A better management of coastal areas
Observations and monitoring of coastal ecosystems currently carried out by scientists show their gradual degradation, due to sometimes natural, but often human-induced threats.
The coasts of Reunion Island are for example subject to an unprecedented erosion. The coral reef, which surrounds them and protects them against this phenomenon, is degrading more rapidly than the normal rate, following chronic anthropogenic impacts accentuated by increasingly frequent extreme events (increased temperature of surface water, cyclones, etc.). In Kenya, scientists estimate mangroves have shrunk by around 20% from 1985 to 2009. The deltas plunging into the Indian Ocean are also changing rapidly due to significant alterations in the flow of fresh water from upstream rivers, such as deforestation of watersheds, large-scale freshwater debiting for agriculture and construction of dams.

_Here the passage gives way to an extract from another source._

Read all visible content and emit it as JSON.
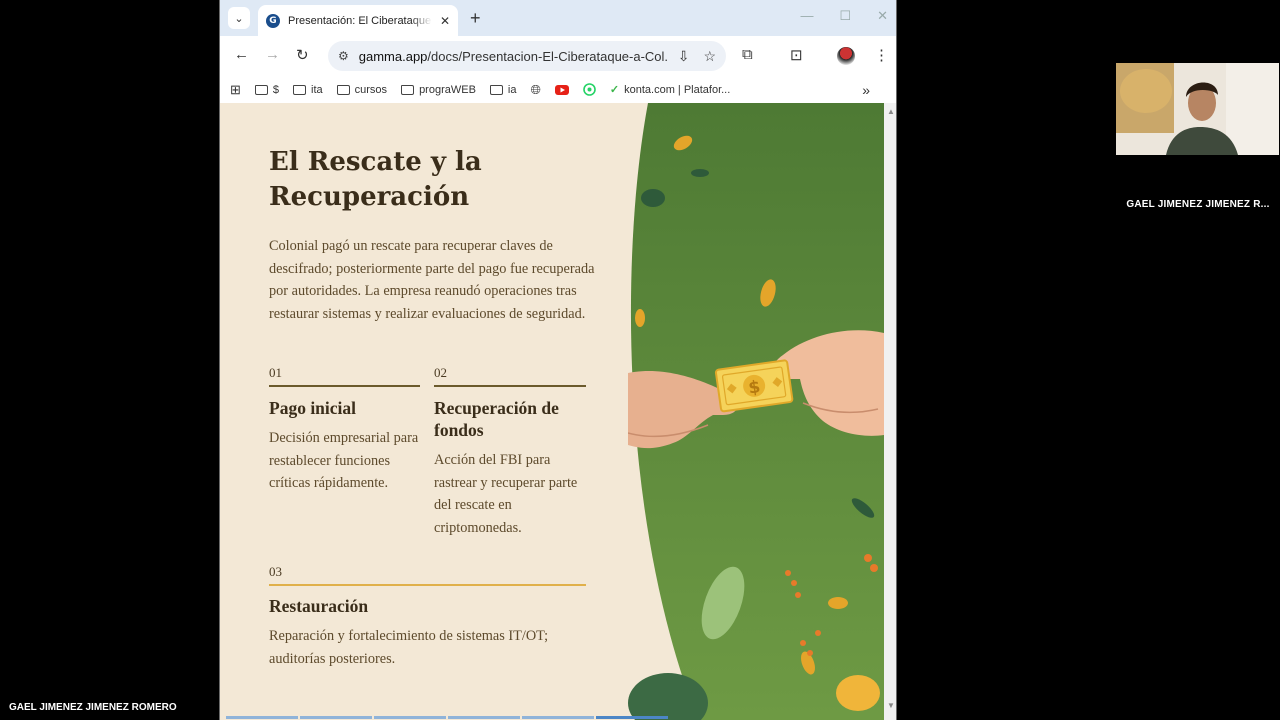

Based on these observations and coastal monitoring systems, IRD researchers and their partners implement research projects that act directly for the preservation of the resources provided by the region's coastal ecosystems, and their fair distribution. Faced with the complexity of the common challenges to all countries, they provide the necessary information and data for large-scale conservation policies.
For a fluid and constructive dialogue between scientists and policy-makers
“Scientists have a great deal of data and knowledge about natural environments and their vulnerabilities. However, public policies only partially take them into account,” explains Stéphanie Duvail, an IRD geographer we met during our stopover in Mozambique. She is the co-leader of the DiDEM project, a regional initiative launched in July 2020 and dedicated the inclusion of scientific knowledge and user needs in decision-making in the management of coastal and marine areas of the western Indian Ocean. The idea is to support key stakeholders in making informed decisions, that are respectful of environmental dynamics and that would encourage a fair distribution of resources.
On the basis of research already carried out in the area, the project partners wish to develop innovative methodologies and tools to help decision-makers; train experts who can advise local decision-makers; and involve civil society through the education of young people and the support for multi-actor partnership dynamics. The project will take place in seven countries in the area and will focus on three study topics: islands and archipelagos, deltas and high seas.
This project is supported by the “young team associated with IRD” working on the governance of natural resources in Mozambique, ITANGO-MOZ. The team is working on defining tools and innovative approaches. Dinis Juizo, hydrological engineer from Eduardo Mondlane University, coordinates the project: "our interdisciplinary studies aim to reconcile environmental protection and the fight against poverty, through new approaches presented to decision-makers".
For aware and committed citizens
The public also has a role to play concerning the threats faced by coastal ecosystems. Many research projects thus include actions to use scientific knowledge to inform citizens about the health status of the coastlines they inhabit and to raise awareness about the actions they can undertake to make a difference.
The PAREO project, carried out in Réunion, Mauritius and the Seychelles, is one of them. Thanks to new technologies and the MARECO educational kit, dozens of children from each of these countries follow a fun and interactive program that increase their knowledge of the importance of coral reefs. “Children are the citizens of tomorrow,” comments Lola Massé, project leader. “After this programme, they become the reefs ambassadors. They are part of the change and can then educate their families, who in turn influence public policies."
Jean-Pascal Torréton, IRD representative in Southern Africa, concludes: “Informing the public and decision-makers on the basis of scientific research is at the heart of our mission. This contributes to safeguarding the coasts of the region."